The desire for second chances abound, as well as the desire to work past the things that might hold a body back, sink them in despair, or keep them flipping burgers at a local joint. Whether it is appearance, asthma, algebra, bad pranks, bad decisions, or bad reputations, Allen renders determined characters who buoy her book and bring it to home with a sense of hope and optimism. And they do it in a believable way—no happy ending here without some tough labor and introspection first. This is a novel with a work ethic that older generations will appreciate and many younger will find as a novelty—and cling to it.

Lamar is the first person narrator, and while this (and conversational styling) seems to be the narrative rage in juvenile literature, as a device it is completely organic to How Lamar’s Bad Prank Won a Bubba-Sized Trophy. Lamar will be the sweetest and funniest narrator you’ve had the pleasure to read this year.*

The title is long, but perfectly suited. The writing is good, really good. The delivery is fresh and well-played. Allen accomplishes a lot in 283 pages, while maintaining a pace that will propel a young reader disinterested in dramatics (as Lamar is just as disinterested). Humor balances the poignancy and Lamar’s aplomb balances the potential tragedies, creating a highly accessible and enjoyable novel for middle-schoolers and up.
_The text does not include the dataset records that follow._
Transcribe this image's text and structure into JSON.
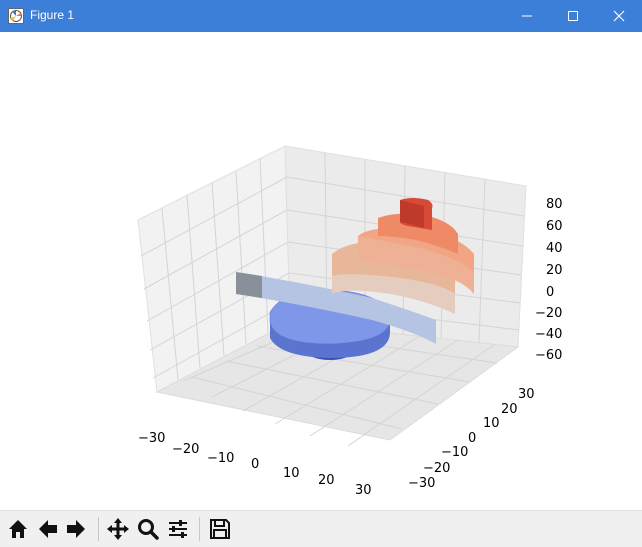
{
  "window": {
    "title": "Figure 1",
    "accent_color": "#3b7fd8",
    "icons": [
      "matplotlib-logo-icon",
      "minimize-icon",
      "maximize-icon",
      "close-icon"
    ]
  },
  "toolbar": {
    "buttons": [
      {
        "name": "home",
        "icon": "home-icon"
      },
      {
        "name": "back",
        "icon": "arrow-left-icon"
      },
      {
        "name": "forward",
        "icon": "arrow-right-icon"
      },
      {
        "name": "pan",
        "icon": "move-icon"
      },
      {
        "name": "zoom",
        "icon": "magnifier-icon"
      },
      {
        "name": "configure-subplots",
        "icon": "sliders-icon"
      },
      {
        "name": "save",
        "icon": "save-icon"
      }
    ]
  },
  "chart_data": {
    "type": "surface-3d",
    "title": "",
    "xlabel": "",
    "ylabel": "",
    "zlabel": "",
    "x_ticks": [
      "−30",
      "−20",
      "−10",
      "0",
      "10",
      "20",
      "30"
    ],
    "y_ticks": [
      "−30",
      "−20",
      "−10",
      "0",
      "10",
      "20",
      "30"
    ],
    "z_ticks": [
      "−60",
      "−40",
      "−20",
      "0",
      "20",
      "40",
      "60",
      "80"
    ],
    "xlim": [
      -33,
      33
    ],
    "ylim": [
      -33,
      33
    ],
    "zlim": [
      -70,
      85
    ],
    "colormap": "coolwarm",
    "grid": true,
    "description_series": [
      {
        "name": "spiral-ribbon",
        "z_range": [
          -60,
          75
        ]
      }
    ]
  }
}
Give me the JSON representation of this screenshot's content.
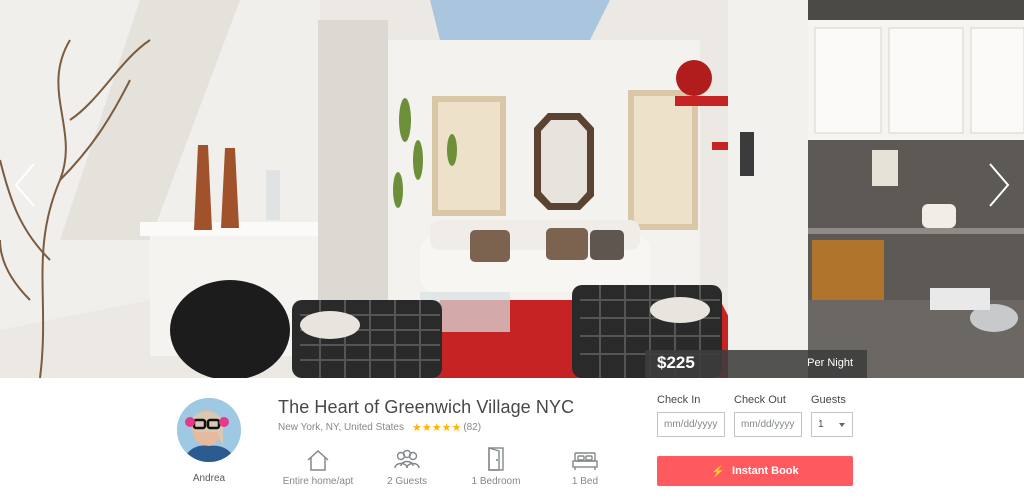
{
  "hero": {
    "price": "$225",
    "price_unit": "Per Night",
    "prev_icon": "chevron-left-icon",
    "next_icon": "chevron-right-icon"
  },
  "host": {
    "name": "Andrea"
  },
  "listing": {
    "title": "The Heart of Greenwich Village NYC",
    "location": "New York, NY, United States",
    "rating_stars": "★★★★★",
    "rating_value": 5,
    "reviews": "(82)"
  },
  "amenities": [
    {
      "icon": "home-icon",
      "label": "Entire home/apt"
    },
    {
      "icon": "guests-icon",
      "label": "2 Guests"
    },
    {
      "icon": "door-icon",
      "label": "1 Bedroom"
    },
    {
      "icon": "bed-icon",
      "label": "1 Bed"
    }
  ],
  "booking": {
    "check_in_label": "Check In",
    "check_in_placeholder": "mm/dd/yyyy",
    "check_out_label": "Check Out",
    "check_out_placeholder": "mm/dd/yyyy",
    "guests_label": "Guests",
    "guests_value": "1",
    "instant_book_label": "Instant Book",
    "instant_book_icon": "lightning-icon"
  },
  "colors": {
    "accent": "#ff5a5f",
    "star": "#ffb400",
    "price_bar": "#3c3c3c"
  }
}
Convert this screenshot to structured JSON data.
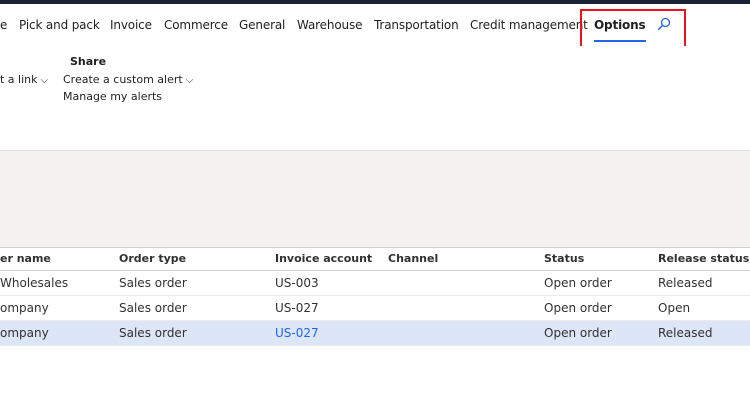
{
  "ribbon_tabs": [
    {
      "label": "e"
    },
    {
      "label": "Pick and pack"
    },
    {
      "label": "Invoice"
    },
    {
      "label": "Commerce"
    },
    {
      "label": "General"
    },
    {
      "label": "Warehouse"
    },
    {
      "label": "Transportation"
    },
    {
      "label": "Credit management"
    },
    {
      "label": "Options"
    }
  ],
  "active_tab": "Options",
  "search_icon": "search-icon",
  "ribbon": {
    "share_group_title": "Share",
    "get_link_label": "t a link",
    "create_alert_label": "Create a custom alert",
    "manage_alerts_label": "Manage my alerts"
  },
  "grid": {
    "columns": [
      "er name",
      "Order type",
      "Invoice account",
      "Channel",
      "Status",
      "Release status"
    ],
    "rows": [
      {
        "name": "Wholesales",
        "order_type": "Sales order",
        "invoice_account": "US-003",
        "channel": "",
        "status": "Open order",
        "release_status": "Released"
      },
      {
        "name": "ompany",
        "order_type": "Sales order",
        "invoice_account": "US-027",
        "channel": "",
        "status": "Open order",
        "release_status": "Open"
      },
      {
        "name": "ompany",
        "order_type": "Sales order",
        "invoice_account": "US-027",
        "channel": "",
        "status": "Open order",
        "release_status": "Released"
      }
    ]
  },
  "colors": {
    "accent": "#2266e3",
    "highlight_border": "#e8141c",
    "selected_row": "#dce6f7",
    "gray_area": "#f3f2f1"
  }
}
I think this would be a fantastic read-aloud in middle-school. (Do they do that in middle school?) Looking for a book for a boy—this is a fail-safe gift to reader and non-. I highly recommend this read to everyone. If you are or ever have been adolescent, have a parent, a sibling, a best friend, a crush (for whom you tried to rhyme his or her impossible name into a poem). If you like to bowl or play basketball or soccer or have asthma. If you long to see protagonists who are not white.
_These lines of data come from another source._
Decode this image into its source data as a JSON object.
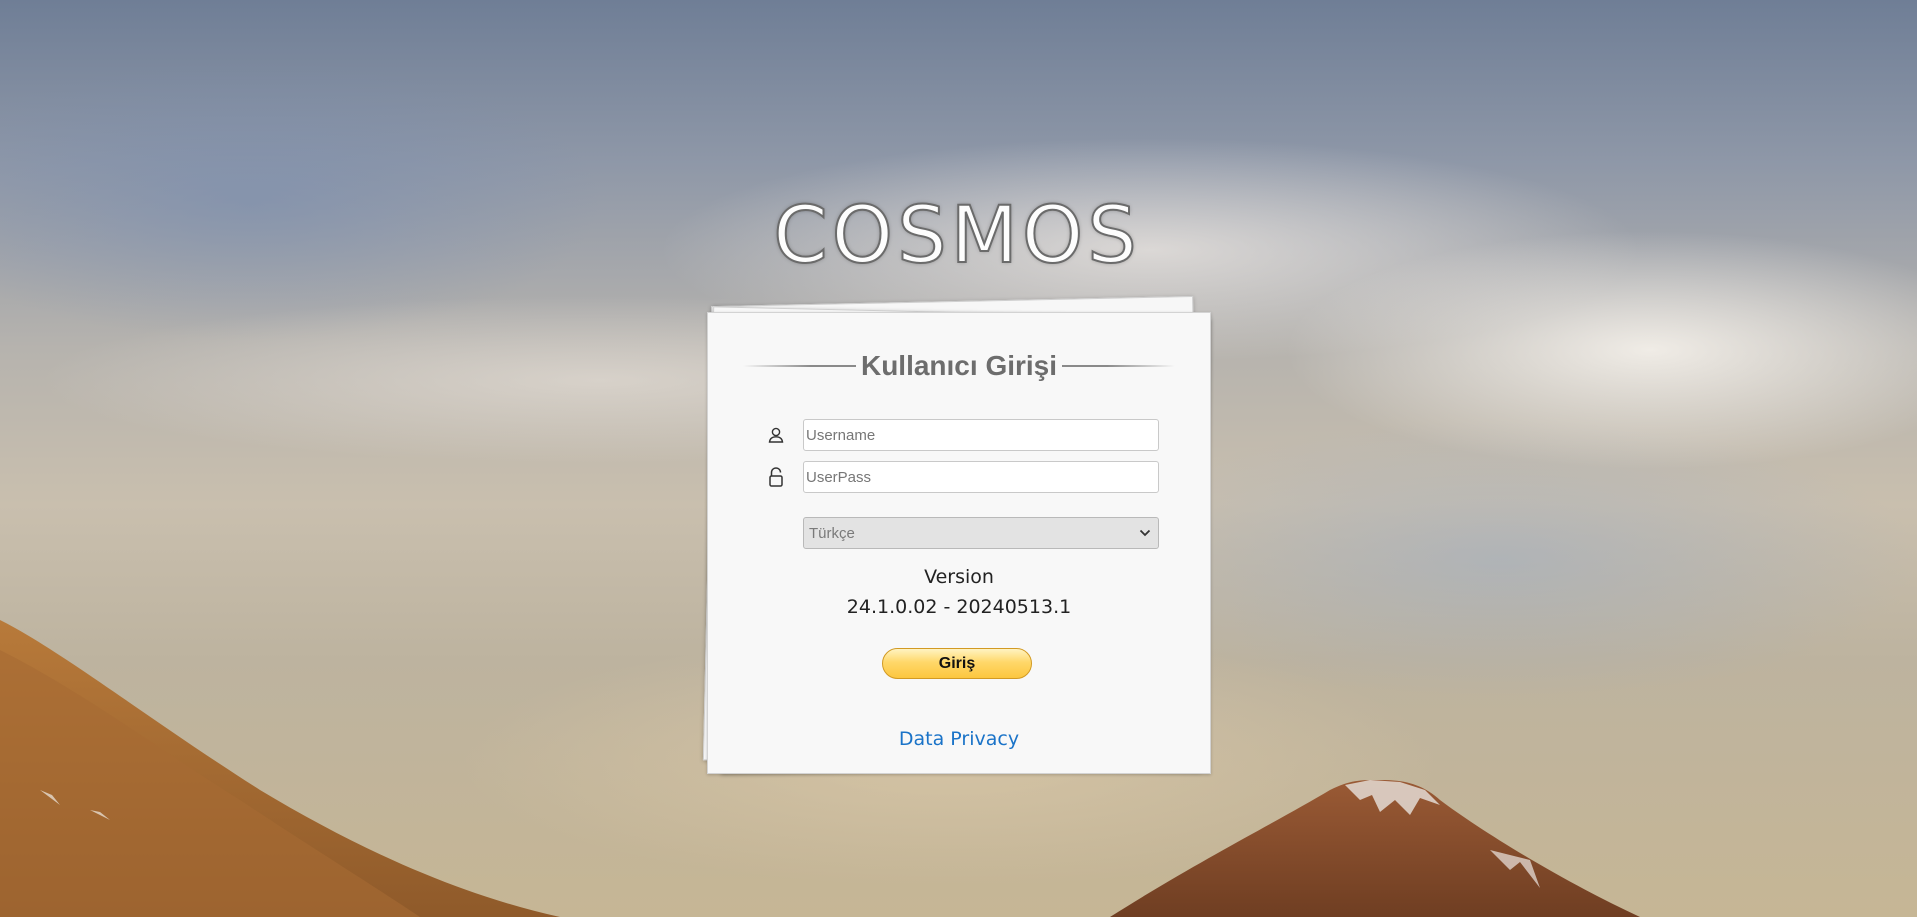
{
  "logo": {
    "text": "COSMOS"
  },
  "login_card": {
    "title": "Kullanıcı Girişi",
    "username": {
      "value": "",
      "placeholder": "Username",
      "icon": "user-icon"
    },
    "password": {
      "value": "",
      "placeholder": "UserPass",
      "icon": "lock-icon"
    },
    "language": {
      "selected": "Türkçe"
    },
    "version_label": "Version",
    "version_value": "24.1.0.02 - 20240513.1",
    "login_button": "Giriş",
    "privacy_link": "Data Privacy"
  },
  "colors": {
    "button_fill": "#ffd86a",
    "link": "#1a73c8",
    "title": "#6d6d6d"
  }
}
How Lamar’s Bad Prank Won a Bubba-Sized Trophy is Crystal Allen’s debut. I am truly excited to see what she has for us next. This is a novel to read, and Allen is an author to look out for.

*****************

* I tend to not find teenagers sweet or endearing, usually they are obnoxious and their self-absorption grating; but Lamar is just so damn likable.

note: you actually can get a bowling scholarship to go to University.

During the read I thought of: Alan Silberberg’s Milo, Tom Angleberger’s Origami Yoda, Susan Patron’s Lucky books, and Lauren Child’s Clarice Bean books, but I’m sure anyone Jon Scieszka  collected in his Guy’s Read Funny Business collection would rate as well.